GAS integrates seamlessly with Google Sheets (the source of artist data) and requires minimal infrastructure management. It scales automatically and cost is negligible for this use case. The trade-off is latency—GAS cold starts can add 1-2 seconds—but since the Python renderer calls it once per build (not per user), this is acceptable.

Why Inject at Build Time?

Embedding artist spotlights in static HTML (rather than JavaScript) ensures:

  • Content is immediately visible (no render-blocking async calls)
  • Better SEO for artist information
  • Works even if JavaScript fails or is blocked
  • Reduces page weight and improves performance

The trade-off: updates require a rebuild and re-upload. We mitigate this by scheduling builds three times daily via CI/CD.

Why Per-Bucket Uploads?

Rather than maintaining a single master bucket and replicating to event buckets, we upload to each bucket independently. This provides fault isolation and simplifies rollback—reverting one event doesn't affect others. It also allows fine-grained CloudFront invalidation per event.

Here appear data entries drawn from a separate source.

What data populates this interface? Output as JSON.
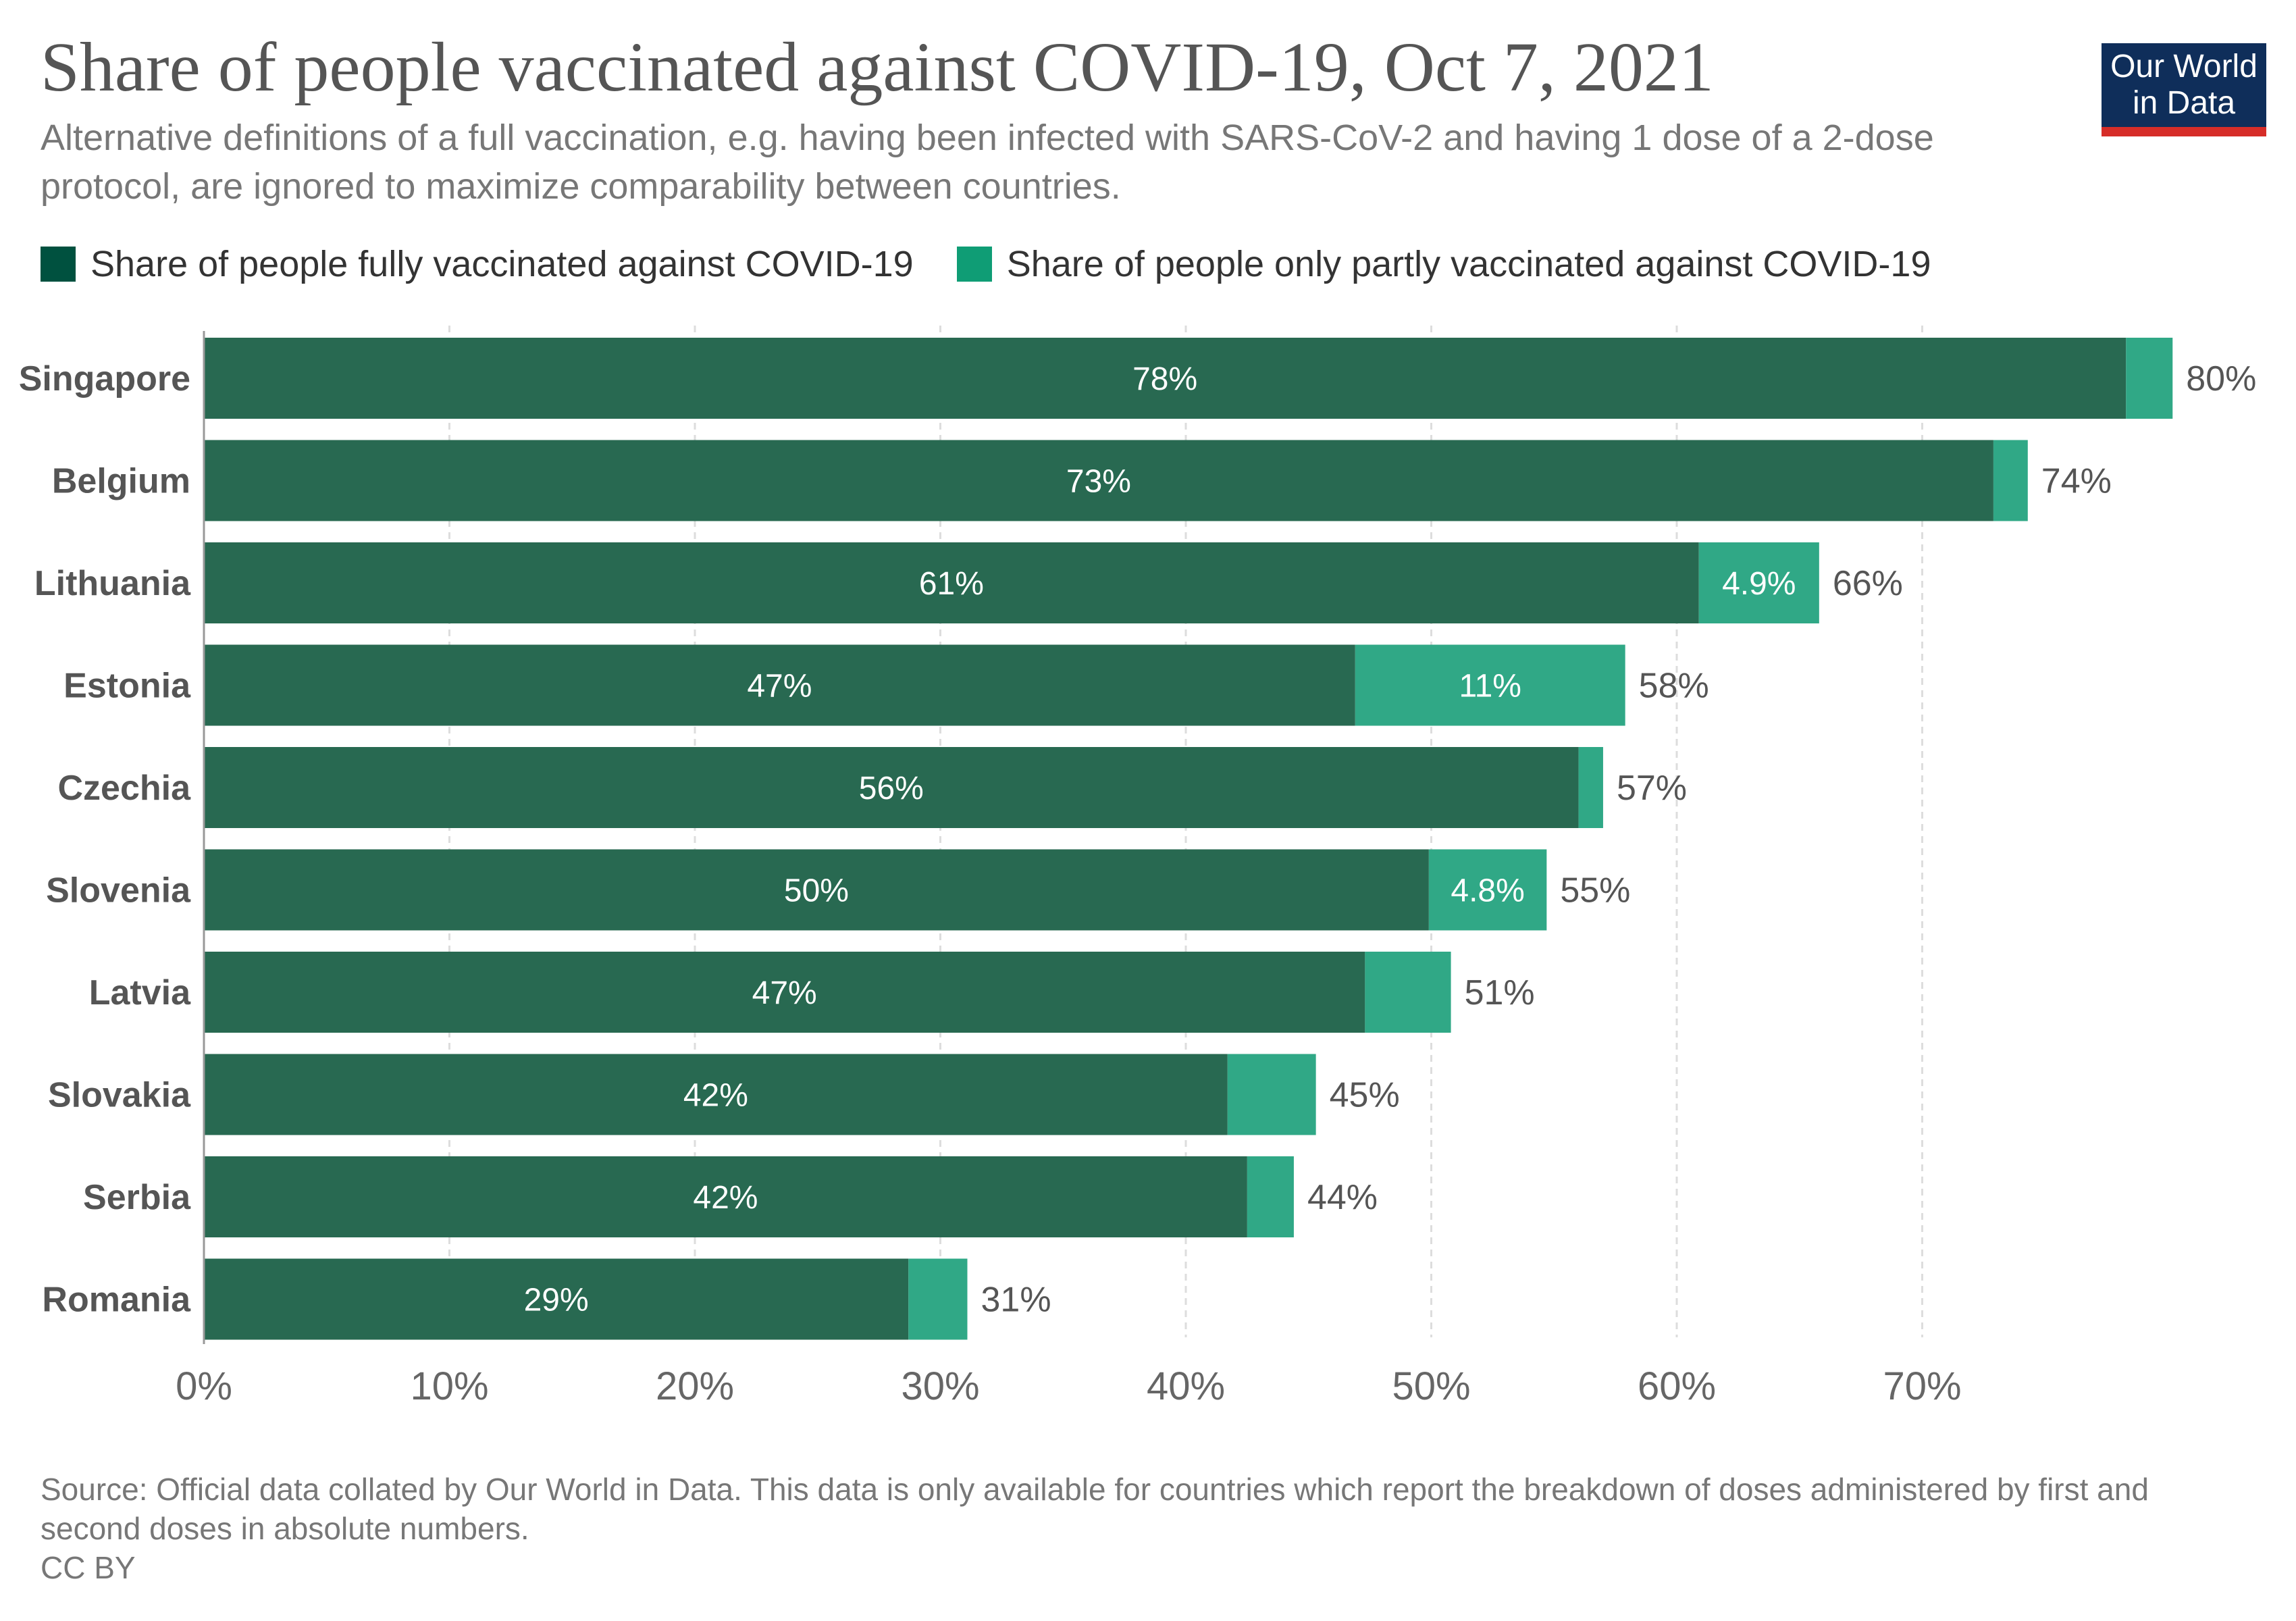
{
  "header": {
    "title": "Share of people vaccinated against COVID-19, Oct 7, 2021",
    "subtitle": "Alternative definitions of a full vaccination, e.g. having been infected with SARS-CoV-2 and having 1 dose of a 2-dose protocol, are ignored to maximize comparability between countries.",
    "logo_line1": "Our World",
    "logo_line2": "in Data"
  },
  "colors": {
    "fully": "#286951",
    "partly": "#30a886",
    "legend_fully": "#00513f",
    "legend_partly": "#0f9d75",
    "logo_bg": "#0f2e5a",
    "logo_accent": "#d62d28",
    "grid": "#dddddd",
    "axis_text": "#666666"
  },
  "chart_data": {
    "type": "bar",
    "orientation": "horizontal",
    "stacked": true,
    "categories": [
      "Singapore",
      "Belgium",
      "Lithuania",
      "Estonia",
      "Czechia",
      "Slovenia",
      "Latvia",
      "Slovakia",
      "Serbia",
      "Romania"
    ],
    "series": [
      {
        "name": "Share of people fully vaccinated against COVID-19",
        "values": [
          78.3,
          72.9,
          60.9,
          46.9,
          56.0,
          49.9,
          47.3,
          41.7,
          42.5,
          28.7
        ],
        "labels": [
          "78%",
          "73%",
          "61%",
          "47%",
          "56%",
          "50%",
          "47%",
          "42%",
          "42%",
          "29%"
        ]
      },
      {
        "name": "Share of people only partly vaccinated against COVID-19",
        "values": [
          1.9,
          1.4,
          4.9,
          11.0,
          1.0,
          4.8,
          3.5,
          3.6,
          1.9,
          2.4
        ],
        "labels": [
          "",
          "",
          "4.9%",
          "11%",
          "",
          "4.8%",
          "",
          "",
          "",
          ""
        ]
      }
    ],
    "total_labels": [
      "80%",
      "74%",
      "66%",
      "58%",
      "57%",
      "55%",
      "51%",
      "45%",
      "44%",
      "31%"
    ],
    "x_ticks": [
      0,
      10,
      20,
      30,
      40,
      50,
      60,
      70
    ],
    "x_tick_labels": [
      "0%",
      "10%",
      "20%",
      "30%",
      "40%",
      "50%",
      "60%",
      "70%"
    ],
    "xlim": [
      0,
      80
    ],
    "grid": true,
    "legend_position": "top-left"
  },
  "footer": {
    "source": "Source: Official data collated by Our World in Data. This data is only available for countries which report the breakdown of doses administered by first and second doses in absolute numbers.",
    "license": "CC BY"
  }
}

Verification & Quality Assurance

Post-deployment, we sampled event pages to verify artist spotlight injection. The section includes:

  • Artist name and photograph
  • Bio/background copy generated by Claude (contextual to the Rady Shell and San Diego)
  • Links to artist social profiles and related Rady Shell events
  • Styling consistent with the broader event page design

We verified spotlight appearance across desktop and mobile viewports, ensuring responsive layout and readable typography.